Não espanta que a imprensa comercial tenha feito vista grossa para a publicação do decreto para privatização das UBSs e só tenha noticiado o fato quando a reação contrária tomou a proporção da tsunami #DefendaOSUS nas redes sociais. Afinal, planos e seguros de saúde são anunciantes e patrocinadores de peso.

Está só no começo a queda de braço para decidir quem manda nessa pátria: os gringos da grana ou nós, todos os brasileiros e brasileiras, que merecemos ser assistidos por um sistema de saúde público, universal e eficiente.

Desmantelar o SUS em vez de aperfeiçoá-lo é insensatez.
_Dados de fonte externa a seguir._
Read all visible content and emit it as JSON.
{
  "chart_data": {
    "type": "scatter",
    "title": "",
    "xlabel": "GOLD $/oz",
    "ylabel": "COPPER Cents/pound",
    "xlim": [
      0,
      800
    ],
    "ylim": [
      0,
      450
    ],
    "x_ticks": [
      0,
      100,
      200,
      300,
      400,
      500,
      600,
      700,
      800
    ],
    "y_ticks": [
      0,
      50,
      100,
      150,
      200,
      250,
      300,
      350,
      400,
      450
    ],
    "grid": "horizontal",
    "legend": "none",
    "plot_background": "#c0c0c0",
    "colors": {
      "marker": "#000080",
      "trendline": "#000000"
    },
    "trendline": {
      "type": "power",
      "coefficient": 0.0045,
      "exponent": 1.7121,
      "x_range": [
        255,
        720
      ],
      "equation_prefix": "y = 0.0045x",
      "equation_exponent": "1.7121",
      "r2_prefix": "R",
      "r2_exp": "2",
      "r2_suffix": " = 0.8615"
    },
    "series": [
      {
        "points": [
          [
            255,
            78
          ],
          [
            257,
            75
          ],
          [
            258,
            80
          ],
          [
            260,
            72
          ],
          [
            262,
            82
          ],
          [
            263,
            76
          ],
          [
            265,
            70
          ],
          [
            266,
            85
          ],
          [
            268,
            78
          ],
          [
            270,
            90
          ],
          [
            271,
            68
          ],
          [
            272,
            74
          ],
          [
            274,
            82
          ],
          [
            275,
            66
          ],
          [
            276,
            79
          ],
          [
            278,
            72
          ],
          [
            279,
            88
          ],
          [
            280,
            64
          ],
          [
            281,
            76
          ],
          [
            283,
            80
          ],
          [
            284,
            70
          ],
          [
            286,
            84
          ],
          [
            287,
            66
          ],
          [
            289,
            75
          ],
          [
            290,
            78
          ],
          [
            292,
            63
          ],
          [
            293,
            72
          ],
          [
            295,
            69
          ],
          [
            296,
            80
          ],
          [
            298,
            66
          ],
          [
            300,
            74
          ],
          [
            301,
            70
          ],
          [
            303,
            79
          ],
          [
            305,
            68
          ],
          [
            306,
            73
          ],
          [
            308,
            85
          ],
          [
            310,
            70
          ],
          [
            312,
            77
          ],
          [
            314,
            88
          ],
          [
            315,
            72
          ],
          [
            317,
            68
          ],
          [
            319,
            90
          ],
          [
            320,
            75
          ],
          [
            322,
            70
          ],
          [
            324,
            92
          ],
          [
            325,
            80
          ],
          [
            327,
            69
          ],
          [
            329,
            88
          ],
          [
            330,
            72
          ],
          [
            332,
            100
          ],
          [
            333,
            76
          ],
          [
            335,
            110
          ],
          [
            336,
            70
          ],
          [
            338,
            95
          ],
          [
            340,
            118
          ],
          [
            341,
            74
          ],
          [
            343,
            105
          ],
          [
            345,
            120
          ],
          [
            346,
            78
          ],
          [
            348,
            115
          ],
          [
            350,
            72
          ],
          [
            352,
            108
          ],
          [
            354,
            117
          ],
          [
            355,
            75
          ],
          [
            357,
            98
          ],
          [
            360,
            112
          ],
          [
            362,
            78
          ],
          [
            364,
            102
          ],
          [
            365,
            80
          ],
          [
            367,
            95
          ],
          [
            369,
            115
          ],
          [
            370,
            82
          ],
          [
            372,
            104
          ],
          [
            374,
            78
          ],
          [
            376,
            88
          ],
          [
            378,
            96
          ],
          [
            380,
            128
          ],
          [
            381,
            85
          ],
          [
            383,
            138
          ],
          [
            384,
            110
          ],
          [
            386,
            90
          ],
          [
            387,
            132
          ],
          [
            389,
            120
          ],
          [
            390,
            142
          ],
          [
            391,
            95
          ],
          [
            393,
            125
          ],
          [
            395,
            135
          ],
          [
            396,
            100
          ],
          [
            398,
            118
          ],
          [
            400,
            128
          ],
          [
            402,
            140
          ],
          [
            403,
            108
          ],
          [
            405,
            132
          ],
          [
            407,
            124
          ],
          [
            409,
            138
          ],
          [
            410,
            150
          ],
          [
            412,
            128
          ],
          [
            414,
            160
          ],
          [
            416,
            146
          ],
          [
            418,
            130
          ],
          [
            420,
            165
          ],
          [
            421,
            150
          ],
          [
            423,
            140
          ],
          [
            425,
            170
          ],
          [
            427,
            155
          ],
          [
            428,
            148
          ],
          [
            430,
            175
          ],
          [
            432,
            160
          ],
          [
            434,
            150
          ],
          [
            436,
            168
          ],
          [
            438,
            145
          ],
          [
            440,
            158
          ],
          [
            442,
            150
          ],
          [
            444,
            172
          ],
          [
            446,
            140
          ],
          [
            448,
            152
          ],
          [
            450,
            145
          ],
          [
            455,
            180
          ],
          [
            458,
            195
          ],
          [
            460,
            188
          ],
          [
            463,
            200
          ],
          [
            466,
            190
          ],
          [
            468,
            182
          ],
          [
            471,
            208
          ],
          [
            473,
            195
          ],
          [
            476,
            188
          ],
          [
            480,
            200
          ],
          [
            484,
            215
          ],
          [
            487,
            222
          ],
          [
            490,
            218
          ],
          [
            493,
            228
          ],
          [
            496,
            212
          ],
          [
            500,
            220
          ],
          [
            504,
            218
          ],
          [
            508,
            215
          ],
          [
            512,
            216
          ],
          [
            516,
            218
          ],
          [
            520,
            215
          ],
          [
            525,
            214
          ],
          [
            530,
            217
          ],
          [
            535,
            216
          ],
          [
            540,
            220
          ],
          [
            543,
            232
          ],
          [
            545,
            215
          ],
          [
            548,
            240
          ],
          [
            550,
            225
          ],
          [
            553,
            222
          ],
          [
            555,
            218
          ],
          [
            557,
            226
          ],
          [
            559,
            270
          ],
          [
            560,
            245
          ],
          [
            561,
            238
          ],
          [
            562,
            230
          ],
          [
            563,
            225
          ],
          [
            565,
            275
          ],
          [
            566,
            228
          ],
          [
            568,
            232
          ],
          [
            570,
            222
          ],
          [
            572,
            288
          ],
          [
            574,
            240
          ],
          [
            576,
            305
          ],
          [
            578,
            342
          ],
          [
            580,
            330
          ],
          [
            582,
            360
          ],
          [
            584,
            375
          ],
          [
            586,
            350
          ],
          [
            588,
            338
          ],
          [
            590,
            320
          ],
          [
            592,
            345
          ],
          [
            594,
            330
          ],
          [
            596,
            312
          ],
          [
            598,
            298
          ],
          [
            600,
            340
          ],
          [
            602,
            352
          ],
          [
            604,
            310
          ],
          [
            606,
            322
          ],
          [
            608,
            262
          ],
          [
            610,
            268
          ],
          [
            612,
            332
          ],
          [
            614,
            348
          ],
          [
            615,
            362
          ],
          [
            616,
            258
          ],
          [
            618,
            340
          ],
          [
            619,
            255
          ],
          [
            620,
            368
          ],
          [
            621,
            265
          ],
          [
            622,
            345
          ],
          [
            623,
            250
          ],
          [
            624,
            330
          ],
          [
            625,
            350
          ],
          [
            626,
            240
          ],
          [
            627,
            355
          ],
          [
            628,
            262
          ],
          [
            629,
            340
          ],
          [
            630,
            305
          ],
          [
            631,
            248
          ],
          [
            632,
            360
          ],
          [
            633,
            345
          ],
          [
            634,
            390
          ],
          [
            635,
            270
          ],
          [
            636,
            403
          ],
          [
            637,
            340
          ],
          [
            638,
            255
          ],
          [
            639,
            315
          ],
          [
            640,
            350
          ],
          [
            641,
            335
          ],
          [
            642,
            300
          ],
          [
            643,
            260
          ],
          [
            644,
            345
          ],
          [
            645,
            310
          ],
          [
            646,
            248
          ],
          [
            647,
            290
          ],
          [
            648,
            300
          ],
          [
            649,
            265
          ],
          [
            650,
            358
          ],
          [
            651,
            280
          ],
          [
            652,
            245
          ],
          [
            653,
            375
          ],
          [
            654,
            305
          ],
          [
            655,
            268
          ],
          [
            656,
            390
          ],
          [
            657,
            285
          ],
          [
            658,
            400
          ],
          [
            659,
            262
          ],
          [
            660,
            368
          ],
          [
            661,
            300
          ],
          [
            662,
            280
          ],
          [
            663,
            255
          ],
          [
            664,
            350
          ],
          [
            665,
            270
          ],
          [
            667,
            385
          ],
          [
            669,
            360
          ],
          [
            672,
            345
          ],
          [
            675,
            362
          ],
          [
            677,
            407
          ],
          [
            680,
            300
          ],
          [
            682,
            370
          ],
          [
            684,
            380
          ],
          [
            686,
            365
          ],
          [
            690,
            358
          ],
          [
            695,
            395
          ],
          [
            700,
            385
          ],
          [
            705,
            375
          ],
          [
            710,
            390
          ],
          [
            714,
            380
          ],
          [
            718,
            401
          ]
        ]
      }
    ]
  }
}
Equivale a jogar o bebê fora junto com a água do banho. Aliás, alguém sugira ao Presidente Bolsonaro que, quando Sua Excelência comer uma coxinha ou tomar café na padaria ou num posto de gasolina, não se esqueça de agradecer publicamente aos fiscais da Vigilância Sanitária do SUS que zelam para que ele e outros cidadãos consumam alimentos servidos em estabelecimentos com padrão de higiene adequado à legislação. Sem o SUS corre-se o risco de acabar nas contorções de uma colossal e, possivelmente, odorífera diarreia coletiva.

A ignorância está na moda. Vamos ver se a parcela pensante da sociedade brasileira tem brio para fazer prevalecerem a soberania nacional e os direitos constitucionais à vida e a saúde, ou se resignará à imbecilidade de rebanho.